Fronrel começa a murmurar. Todos o olham aflitos, não queriam contemplar aquele espetáculo triste novamente, aquela cena deplorável, aquele apelo interminável somente comparado ao seu monumental fracasso em fazer sentido. Mas dessa vez ele nem se levantou, apenas abriu os olhos e começou a dizer, baixinho: “não é culpa deles, é como nascer com o cabelo ruim, você não escolhe, não é culpa deles...” e continuou nisso por dez minutos, quando então voltou a ficar calado.
***
                Linda chega ao mercado. Para no estacionamento e analisa o local, estava lotado. Então ela tem a idéia ao ver um cliente descarregando as compras do carrinho de compras no seu carro. Em vez de roubar a loja e correr o risco de se envolver em uma epopéia problemática de sair, ela iria roubar um carro que estivesse abarrotado de comida e pronto, teriam um considerável estoque. Chega perto de um carro família, desses com bastante espaço no porta-malas. O dono está desatento, provavelmente olhando para algo na própria roupa. Ela chega sorrateiramente, como o gato que espreita o passarinho novo e vê nele o novo jantar. Como iria lidar com aquele zumbi? Essa era a pergunta. Bem, o estacionamento estava consideravelmente vazio.

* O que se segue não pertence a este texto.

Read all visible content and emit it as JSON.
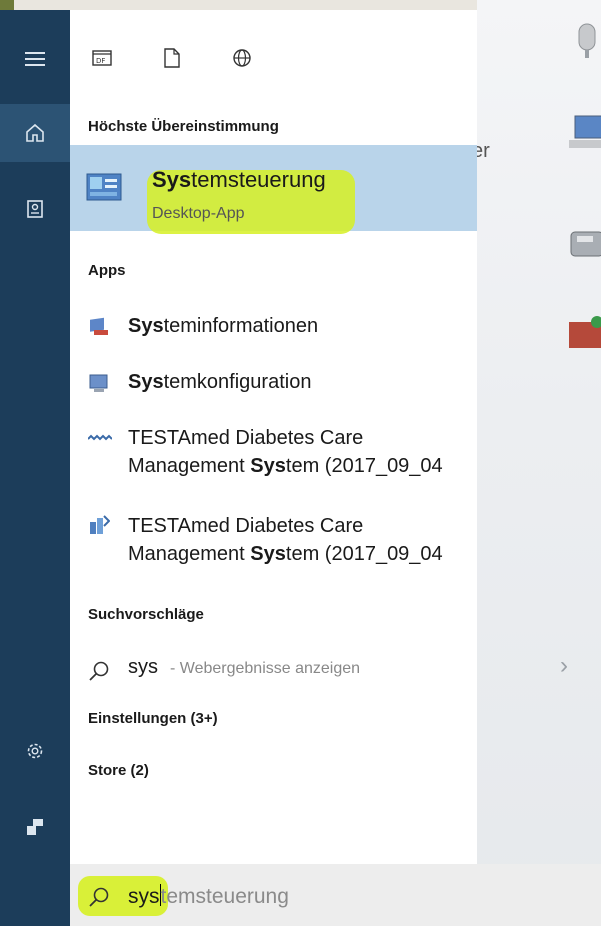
{
  "filters": [
    {
      "icon": "document-app-icon"
    },
    {
      "icon": "blank-document-icon"
    },
    {
      "icon": "globe-icon"
    }
  ],
  "best_match": {
    "header": "Höchste Übereinstimmung",
    "title_match": "Sys",
    "title_rest": "temsteuerung",
    "subtitle": "Desktop-App"
  },
  "apps": {
    "header": "Apps",
    "items": [
      {
        "icon": "system-info-icon",
        "match": "Sys",
        "rest": "teminformationen"
      },
      {
        "icon": "system-config-icon",
        "match": "Sys",
        "rest": "temkonfiguration"
      },
      {
        "icon": "testamed-icon",
        "line1": "TESTAmed Diabetes Care",
        "line2_pre": "Management ",
        "line2_match": "Sys",
        "line2_post": "tem (2017_09_04"
      },
      {
        "icon": "testamed-installer-icon",
        "line1": "TESTAmed Diabetes Care",
        "line2_pre": "Management ",
        "line2_match": "Sys",
        "line2_post": "tem (2017_09_04"
      }
    ]
  },
  "suggestions": {
    "header": "Suchvorschläge",
    "query": "sys",
    "suffix": " - Webergebnisse anzeigen"
  },
  "settings_header": "Einstellungen (3+)",
  "store_header": "Store (2)",
  "search": {
    "typed": "sys",
    "autocomplete": "temsteuerung"
  },
  "behind_text": "er",
  "colors": {
    "rail": "#1c3d5a",
    "selected_row": "#b9d4ea",
    "highlighter": "#d6f023"
  }
}
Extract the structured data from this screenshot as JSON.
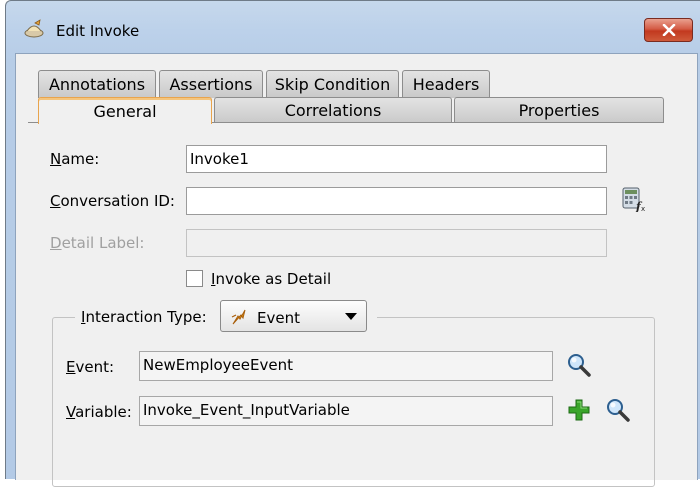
{
  "window": {
    "title": "Edit Invoke",
    "close_icon": "close-x-icon"
  },
  "tabs_row1": [
    {
      "label": "Annotations"
    },
    {
      "label": "Assertions"
    },
    {
      "label": "Skip Condition"
    },
    {
      "label": "Headers"
    }
  ],
  "tabs_row2": [
    {
      "label": "General",
      "active": true
    },
    {
      "label": "Correlations"
    },
    {
      "label": "Properties"
    }
  ],
  "form": {
    "name_label": "Name:",
    "name_value": "Invoke1",
    "conversation_label": "Conversation ID:",
    "conversation_value": "",
    "detail_label": "Detail Label:",
    "detail_value": "",
    "invoke_as_detail_label": "Invoke as Detail",
    "invoke_as_detail_checked": false
  },
  "interaction": {
    "type_label": "Interaction Type:",
    "type_value": "Event",
    "type_icon": "event-lightning-icon",
    "event_label": "Event:",
    "event_value": "NewEmployeeEvent",
    "variable_label": "Variable:",
    "variable_value": "Invoke_Event_InputVariable"
  },
  "colors": {
    "title_bar": "#bcd1ea",
    "close_button": "#c94b32",
    "active_tab_border": "#e8a44d",
    "dialog_bg": "#f0f0f0",
    "add_icon": "#2e9a1d"
  }
}
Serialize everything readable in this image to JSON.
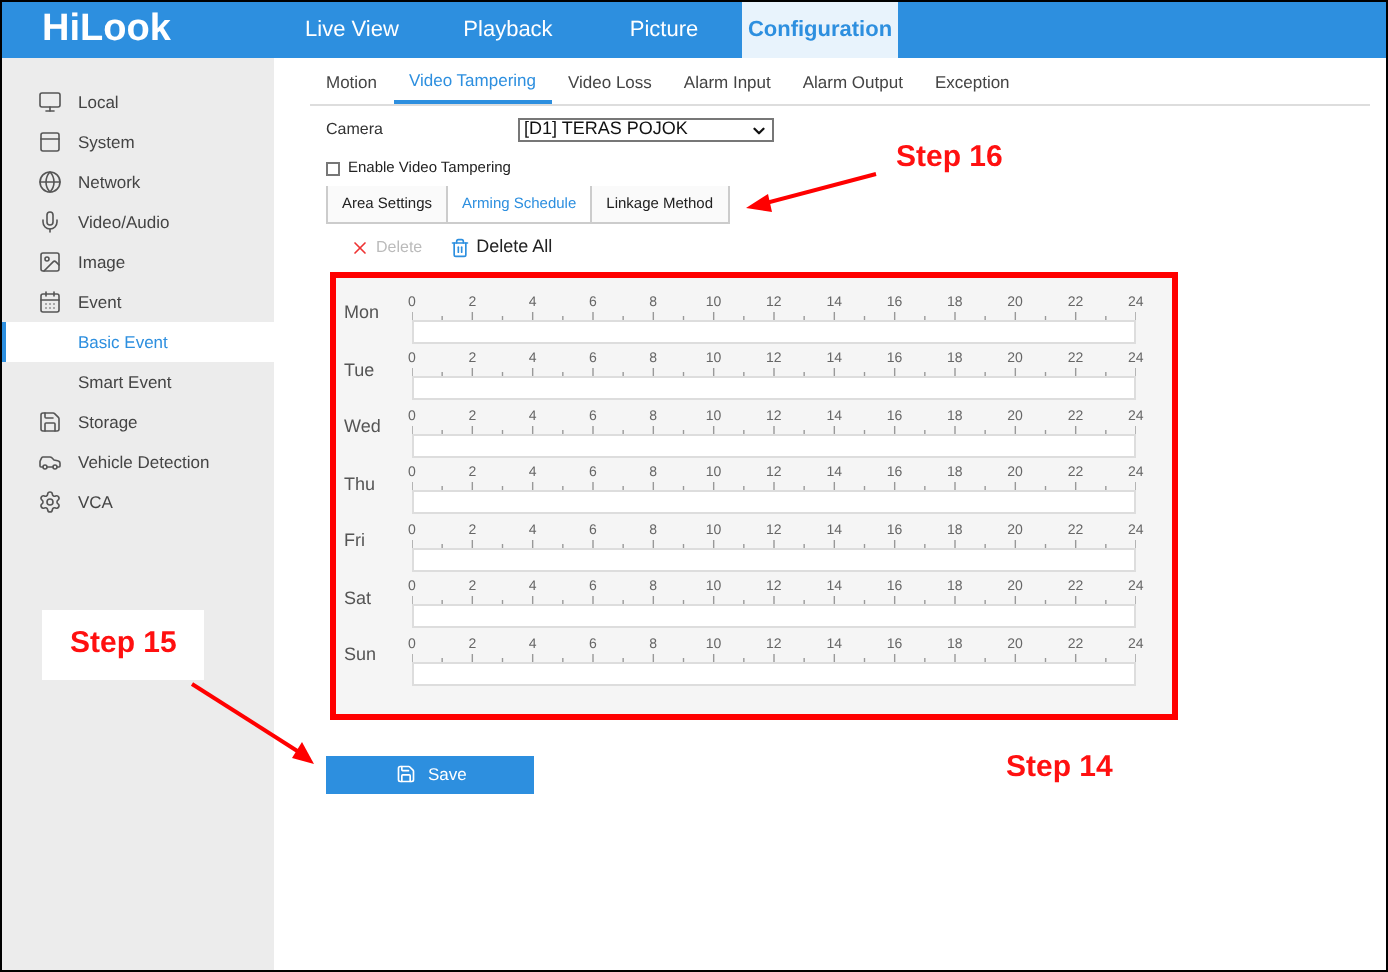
{
  "header": {
    "logo": "HiLook",
    "nav": [
      {
        "label": "Live View",
        "selected": false
      },
      {
        "label": "Playback",
        "selected": false
      },
      {
        "label": "Picture",
        "selected": false
      },
      {
        "label": "Configuration",
        "selected": true
      }
    ]
  },
  "sidebar": {
    "items": [
      {
        "label": "Local",
        "kind": "main",
        "selected": false
      },
      {
        "label": "System",
        "kind": "main",
        "selected": false
      },
      {
        "label": "Network",
        "kind": "main",
        "selected": false
      },
      {
        "label": "Video/Audio",
        "kind": "main",
        "selected": false
      },
      {
        "label": "Image",
        "kind": "main",
        "selected": false
      },
      {
        "label": "Event",
        "kind": "main",
        "selected": false
      },
      {
        "label": "Basic Event",
        "kind": "sub",
        "selected": true
      },
      {
        "label": "Smart Event",
        "kind": "sub",
        "selected": false
      },
      {
        "label": "Storage",
        "kind": "main",
        "selected": false
      },
      {
        "label": "Vehicle Detection",
        "kind": "main",
        "selected": false
      },
      {
        "label": "VCA",
        "kind": "main",
        "selected": false
      }
    ]
  },
  "tabs": [
    {
      "label": "Motion",
      "selected": false
    },
    {
      "label": "Video Tampering",
      "selected": true
    },
    {
      "label": "Video Loss",
      "selected": false
    },
    {
      "label": "Alarm Input",
      "selected": false
    },
    {
      "label": "Alarm Output",
      "selected": false
    },
    {
      "label": "Exception",
      "selected": false
    }
  ],
  "camera": {
    "label": "Camera",
    "value": "[D1] TERAS POJOK"
  },
  "enable": {
    "label": "Enable Video Tampering",
    "checked": false
  },
  "steps": [
    {
      "label": "Area Settings",
      "selected": false
    },
    {
      "label": "Arming Schedule",
      "selected": true
    },
    {
      "label": "Linkage Method",
      "selected": false
    }
  ],
  "toolbar": {
    "delete": {
      "label": "Delete",
      "disabled": true
    },
    "delete_all": {
      "label": "Delete All",
      "disabled": false
    }
  },
  "schedule": {
    "days": [
      {
        "label": "Mon",
        "hours": [
          "0",
          "2",
          "4",
          "6",
          "8",
          "10",
          "12",
          "14",
          "16",
          "18",
          "20",
          "22",
          "24"
        ]
      },
      {
        "label": "Tue",
        "hours": [
          "0",
          "2",
          "4",
          "6",
          "8",
          "10",
          "12",
          "14",
          "16",
          "18",
          "20",
          "22",
          "24"
        ]
      },
      {
        "label": "Wed",
        "hours": [
          "0",
          "2",
          "4",
          "6",
          "8",
          "10",
          "12",
          "14",
          "16",
          "18",
          "20",
          "22",
          "24"
        ]
      },
      {
        "label": "Thu",
        "hours": [
          "0",
          "2",
          "4",
          "6",
          "8",
          "10",
          "12",
          "14",
          "16",
          "18",
          "20",
          "22",
          "24"
        ]
      },
      {
        "label": "Fri",
        "hours": [
          "0",
          "2",
          "4",
          "6",
          "8",
          "10",
          "12",
          "14",
          "16",
          "18",
          "20",
          "22",
          "24"
        ]
      },
      {
        "label": "Sat",
        "hours": [
          "0",
          "2",
          "4",
          "6",
          "8",
          "10",
          "12",
          "14",
          "16",
          "18",
          "20",
          "22",
          "24"
        ]
      },
      {
        "label": "Sun",
        "hours": [
          "0",
          "2",
          "4",
          "6",
          "8",
          "10",
          "12",
          "14",
          "16",
          "18",
          "20",
          "22",
          "24"
        ]
      }
    ]
  },
  "save": {
    "label": "Save"
  },
  "annotations": [
    {
      "label": "Step 16",
      "kind": "plain"
    },
    {
      "label": "Step 15",
      "kind": "boxed"
    },
    {
      "label": "Step 14",
      "kind": "plain"
    }
  ]
}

                “Vou quebrar o pescoço dele e torcer pra ninguém notar.”
                E foi assim. Não demorou mais que quatro segundos. Ela chegou, posicionou as mãos envolta da cabeça e queixo e, antes que ele pudesse perceber o que se passava, já havia morrido.

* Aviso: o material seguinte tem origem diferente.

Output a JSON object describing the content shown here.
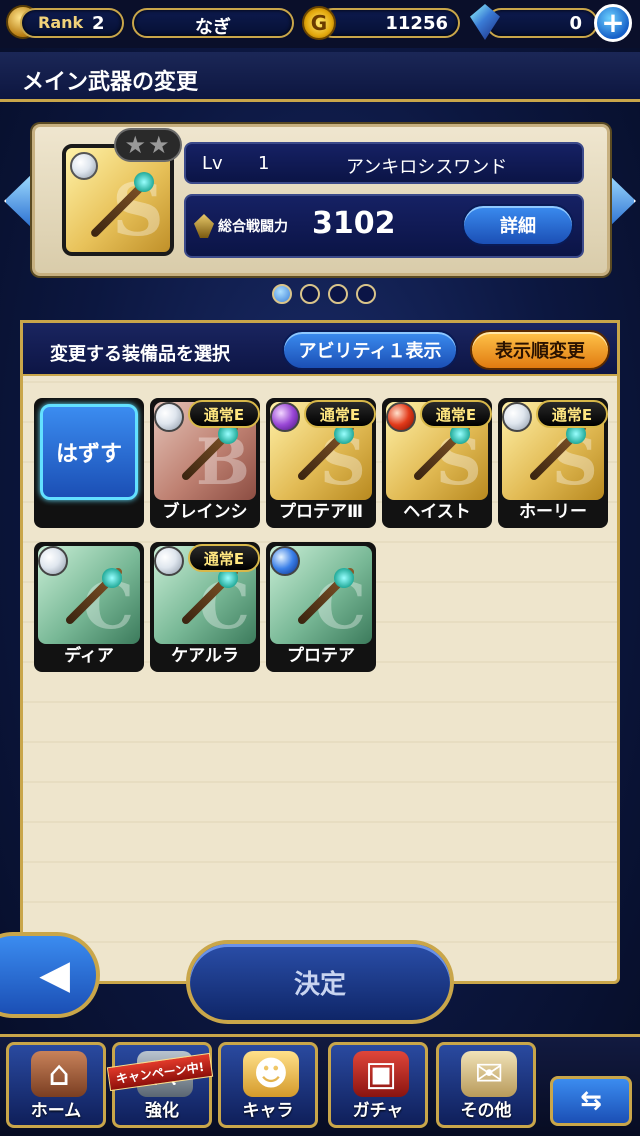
{
  "status_bar": {
    "rank_label": "Rank",
    "rank_value": "2",
    "player_name": "なぎ",
    "gil_symbol": "G",
    "gil_amount": "11256",
    "gem_amount": "0",
    "plus_symbol": "+"
  },
  "title": "メイン武器の変更",
  "current_weapon": {
    "lv_label": "Lv",
    "lv_value": "1",
    "name": "アンキロシスワンド",
    "power_label": "総合戦闘力",
    "power_value": "3102",
    "detail_button": "詳細",
    "stars": "★★",
    "art_letter": "S"
  },
  "page_dots": {
    "count": 4,
    "active_index": 0
  },
  "selection": {
    "header_label": "変更する装備品を選択",
    "ability_button": "アビリティ１表示",
    "sort_button": "表示順変更",
    "unequip_label": "はずす",
    "items": [
      {
        "name": "ブレインシ",
        "badge": "通常E",
        "orb": "white",
        "art": "red",
        "letter": "B"
      },
      {
        "name": "プロテアⅢ",
        "badge": "通常E",
        "orb": "purple",
        "art": "gold",
        "letter": "S"
      },
      {
        "name": "ヘイスト",
        "badge": "通常E",
        "orb": "red",
        "art": "gold",
        "letter": "S"
      },
      {
        "name": "ホーリー",
        "badge": "通常E",
        "orb": "white",
        "art": "gold",
        "letter": "S"
      },
      {
        "name": "ディア",
        "badge": "",
        "orb": "white",
        "art": "teal",
        "letter": "C"
      },
      {
        "name": "ケアルラ",
        "badge": "通常E",
        "orb": "white",
        "art": "teal",
        "letter": "C"
      },
      {
        "name": "プロテア",
        "badge": "",
        "orb": "blue",
        "art": "teal",
        "letter": "C"
      }
    ]
  },
  "bottom": {
    "back_symbol": "◀",
    "decide_button": "決定"
  },
  "nav": {
    "items": [
      {
        "label": "ホーム",
        "icon": "house-icon",
        "glyph": "⌂"
      },
      {
        "label": "強化",
        "icon": "shield-icon",
        "glyph": "⚔"
      },
      {
        "label": "キャラ",
        "icon": "character-icon",
        "glyph": "☻"
      },
      {
        "label": "ガチャ",
        "icon": "chest-icon",
        "glyph": "▣"
      },
      {
        "label": "その他",
        "icon": "scroll-icon",
        "glyph": "✉"
      }
    ],
    "campaign_label": "キャンペーン中!",
    "switch_symbol": "⇆"
  },
  "colors": {
    "accent_gold": "#c9a64a",
    "button_blue": "#1b4fb5",
    "button_orange": "#e07a10",
    "background_navy": "#0c1740"
  }
}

                É engraçada a história desse zumbi. Ele não olhava “algo na própria camisa.” Olhava um SMS da sua esposa xingando-o. Humilhando-o por ser tão imprestável, por ter transformado a vida dela em um Inferno, por ser um charlatão, tê-la enganado com a premissa de ser o homem da vida dela, por ser um porco que ultimamente nem prazer na cama lhe dava.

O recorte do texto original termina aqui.